2.3.7.3. La représentation du [s] dans les groupes consonantiques #sC

Comme nous l’avons vu en début de section, l’attaque d’une syllabe en français sera considérée comme étant composée d’une obstruante suivie d’une liquide. Ceci est illustré par le schéma en (17).

(17) Composition de l’attaque en français

En plus de ces attaques, le français permet aussi les suites sC (où « C » représente une consonne) comme pour le mot spectacle [spɛktakl]. La question de la syllabation d’une telle séquence est plus controversée. Tout d’abord, il faut noter que le besoin d’une structure différente pour ce type de séquence nous est fourni par les données typologiques recueillies jusqu’à présent (voir Goad et Rose 2004 pour un survol de la littérature sur le sujet). En effet, la présence ou l’absence de séquence #sC est indépendante de la présence ou absence de séquences #Obs+Liq, c’est-à-dire d’attaques branchantes typiques, comme le montre le tableau (18) adapté de Goad et Rose (2004).

(18) Indépendance de la présence des séquences #Obs+Liq et #sC en typologie

La comparaison de l’espagnol avec l’acoma (Miller 1965) montre qu’une langue peut comporter une de ces deux séquences sans posséder l’autre. En comparaison, le français, tout comme l’anglais, permet ces deux types de séquences.

Un autre argument en faveur d’un statut particulier pour le [s] dans ce type de groupes consonantiques provient de l’échelle de sonorité. Ainsi, une syllabe, pour être bien formée, doit présenter une sonorité montante jusqu’à la voyelle puis une décroissance de celle-ci par la suite (Clements 1990). Les groupes consonantiques du type #s+Obs dérogent à cette définition de la syllabe.

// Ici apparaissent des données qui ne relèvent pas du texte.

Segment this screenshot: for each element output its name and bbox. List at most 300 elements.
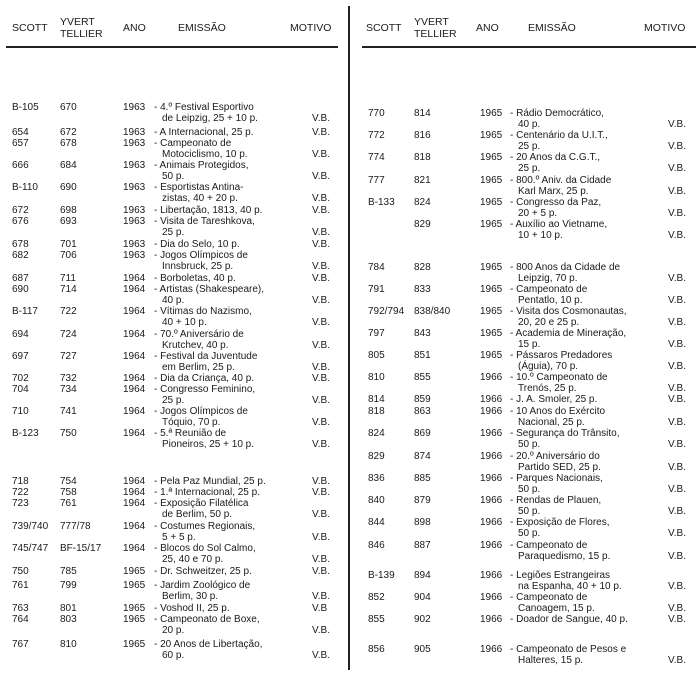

Plusieurs approches ont donc été proposées afin de rendre compte du statut particulier du [s] dans cette position. Il a ainsi été proposé en phonologie CVCV (Scheer 2004), aussi dénommée théorie latérale de la phonologie, que le [s] soit dans cette position une attaque de noyau vide précédée d’une position attaque et noyau vide (tout comme les autres consonnes en première position d’attaques branchantes). Kaye (1992) propose, quant à lui, que ce [s] fasse partie de la rime d’une syllabe à noyau vide. Enfin, d’autres chercheurs proposent que cette séquence #s+Obs soit considérée comme un segment complexe (p. ex. Fudge 1969, Ewen 1982, Selkirk 1982, Wiese 1996). En ce qui concerne les données qui nous concerne, j’assumerai la représentation illustrée en (19) et partagée par un grand nombre de chercheurs (p. ex. Vennemann 1982, Van der Hulst 1984, Steriade 1982, Fikkert 1994, Kenstowicz 1994, Goad et Rose 2004). Selon cette représentation, [s] est syllabé en position d’appendice initial, et donc légitimé en dehors de l’attaque, directement par le mot prosodique.

(19) Syllabation des séquences #sC en français

En plus de l’aspect particulier de cette représentation, la question de l’acquisition de cette représentation par les enfants se pose tout particulièrement pour les séquences du type #s+Liq, où la contrainte de sonorité n’est pas enfreinte. Cette séquence peut donc constituer, pour les enfants acquérant une langue contenant cette séquence, une attaque branchante valide. Une analyse translinguistique détaillée de cette acquisition chez des enfants anglais, néerlandais et allemands a été conduite par Goad et Rose (2004). En français, la question de l’acquisition des séquences #s+Liq ne se pose pas dans les mêmes termes puisque les mots comportant ce type de séquence y sont très peu nombreux, d’un emploi peu fréquent et dans leur grande majorité issus d’emprunts (p. ex. : slalom, slave, slow…). J’assumerai donc, pour le français, la représentation exposée en (19) avec comme prédiction, en accord avec les principes énoncés dans les sections précédentes, le fait que dans le cas d’une réduction seule la tête est conservée. Par conséquent, un mot comme ski [ski] devrait être produit [ki] à un stade précoce.